Cyano bacteria are distinguished from all other bacteria by their ability to oxygenate photosynthesis. This means that they use light energy to take carbon dioxide from the air and convert it into glucose. In this case, oxygen is produced as a waste product.
This process could be used on long missions to provide oxygen and food to astronauts. The results of the Arthrospira B experiment will show whether Arthrospira can thrive in weightlessness and under increased cosmic radiation and, in the future, as part of a so-called "life support system", can supply the vital resources of oxygen and glucose.
BIOTESC staff have spent the past two years supporting the Belgian research group Natalie Ley helps to test the experiment on Earth and to write instructions for the astronauts.
Arthrospira cyanobacteria are currently being bred in the incubator "Biolab" in the Columbus module for 4 weeks.
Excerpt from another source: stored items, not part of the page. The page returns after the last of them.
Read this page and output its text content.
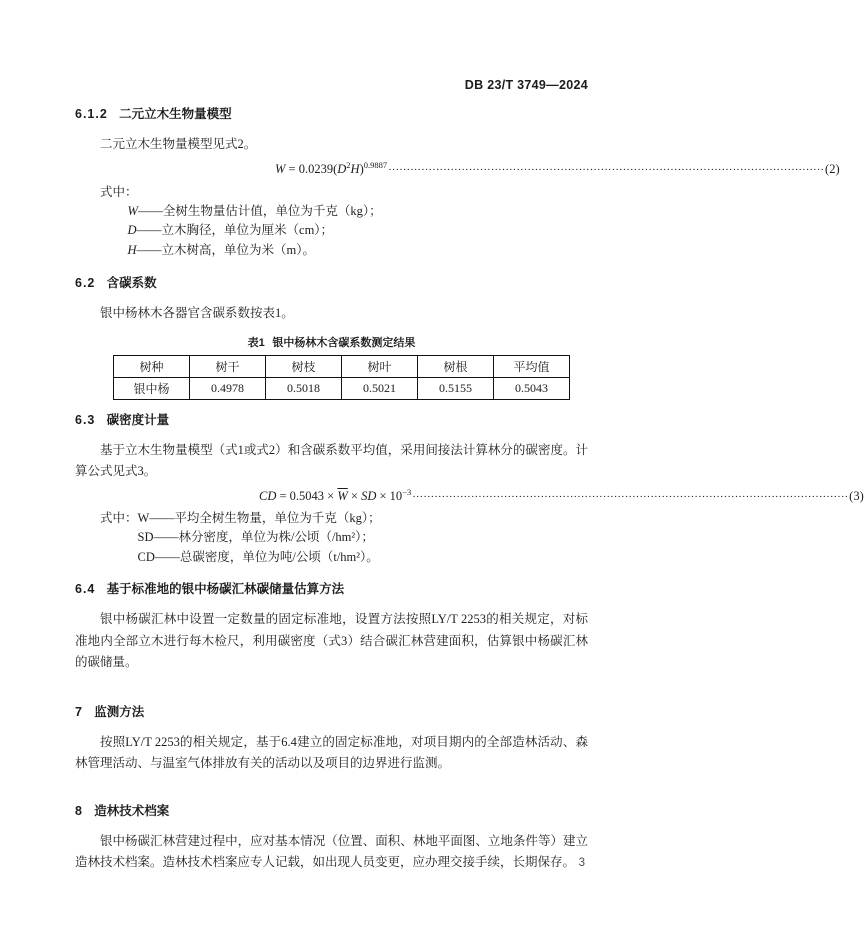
DB 23/T 3749—2024
6.1.2 二元立木生物量模型
二元立木生物量模型见式2。
$W = 0.0239(D^2H)^{0.9887}$ ······················································································································· (2)
式中：
W——全树生物量估计值，单位为千克（kg）；
D——立木胸径，单位为厘米（cm）；
H——立木树高，单位为米（m）。
6.2 含碳系数
银中杨林木各器官含碳系数按表1。
表1 银中杨林木含碳系数测定结果
树种	树干	树枝	树叶	树根	平均值
银中杨	0.4978	0.5018	0.5021	0.5155	0.5043
6.3 碳密度计量
基于立木生物量模型（式1或式2）和含碳系数平均值，采用间接法计算林分的碳密度。计算公式见式3。
CD = $0.5043 \times \overline{W}$ × SD × $10^{-3}$ ······················································································································· (3)
式中：W——平均全树生物量，单位为千克（kg）；
SD——林分密度，单位为株/公顷（/hm²）；
CD——总碳密度，单位为吨/公顷（t/hm²）。
6.4 基于标准地的银中杨碳汇林碳储量估算方法
银中杨碳汇林中设置一定数量的固定标准地，设置方法按照LY/T 2253的相关规定，对标准地内全部立木进行每木检尺，利用碳密度（式3）结合碳汇林营建面积，估算银中杨碳汇林的碳储量。
7 监测方法
按照LY/T 2253的相关规定，基于6.4建立的固定标准地，对项目期内的全部造林活动、森林管理活动、与温室气体排放有关的活动以及项目的边界进行监测。
8 造林技术档案
银中杨碳汇林营建过程中，应对基本情况（位置、面积、林地平面图、立地条件等）建立造林技术档案。造林技术档案应专人记载，如出现人员变更，应办理交接手续，长期保存。 3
The aim is to investigate how Arthrospira behaves under space conditions on the ISS.
The American astronaut Mark Vande Hei will regularly take samples from the culture and freeze. He is supported by BIOTESC staff from the control room in Hergiswil by radio. When the samples are back on Earth, they are analyzed by the research group.
On the ISS, astronauts still rely on the supply of oxygen and food from Earth. But this would not be possible on a Mars mission, as regular supply flights are not possible due to the large distance. That's why systems are being developed that can recycle air and water and deliver biomass.